Looks easier to move than my Spartan 1065. Looks like you got a nice machine there.


----------



## UnclogNH (Mar 28, 2009)

plumbpro said:


> This is my "new" used machine. Not sure of the make or model, looks like a Mytana. I ordered some autofeed bearings from Mytana and a new cable from DCD, along with various cutters. I traded a k400 for this monster. Anyone know what machine this might be. It's a 3/4 cable, 1/2 hp motor, looks like an old RR machine.

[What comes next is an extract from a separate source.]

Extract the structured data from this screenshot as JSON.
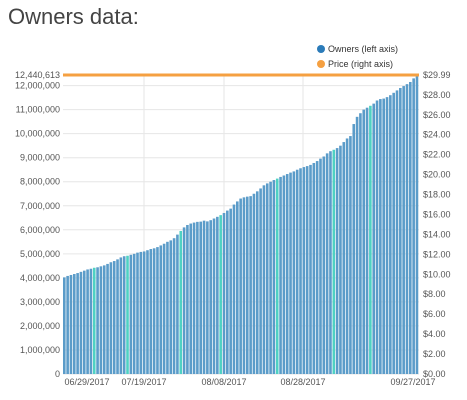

It's a Duracable DM-55 new style sled. I own one good machine Don't think the Mytana bearings will fit you need to call Duracable and ask for part number PCFR22ser bearing kit also it's 3/4 hp @ 175 rpm's


It was issued to Roto Rooter because of the color blue. Red is sold to companies that are not with Roto-Rooter Make sure you lube new bearings once a month not just WD-40 It will last you many years of good service
Here is a link http://duracable.com/Machines/TheKingDM55.aspx
http://www.duracable.com/DuracableCatalog.pdf#page=18


----------



## plumbpro (Mar 10, 2010)

Thats it, it is actually model 82 55 which is the same as the dm 55. According to the guy at duracable it was manufactured in 06 for RR. I had already ordered Mytana bearings and pins when I found this info out. Got the bearings today and put them in, they are slightly smaller, but fit with mytana pins and washers. It's a well oiled machine now and I'm picking up the new cable in the morning. Weird thing is, I have 2 mainline calls for tomorrow that came out of the blue today.


----------



## UnclogNH (Mar 28, 2009)

It's a beast but it gets the job done. If one of your sewers is 100 feet tomorrow run the cable back in it after you clear it with hot water for a good 20-25 minutes this will help take the tension out of the cable and break it in nice.:thumbsup:


----------



## Epox (Sep 19, 2010)

Wtg, I have the mytana. Does great. I got mine used but for free. I rebuilt or replaced everything that moved including 3/4 cable. And added the feed kit which it did not have. Think I could have thrown in another 600.00 and had a new one but oh well.


----------



## plumbpro (Mar 10, 2010)

Took it on it's maiden voyage, maiden for me anyway, and it did great. Very solid machine, super power and impressive. I have to agree with Sewer Ratz that there is nothing more satisfying than watching a standing drain woooooossshhh. Much praise from the HO to boot.


----------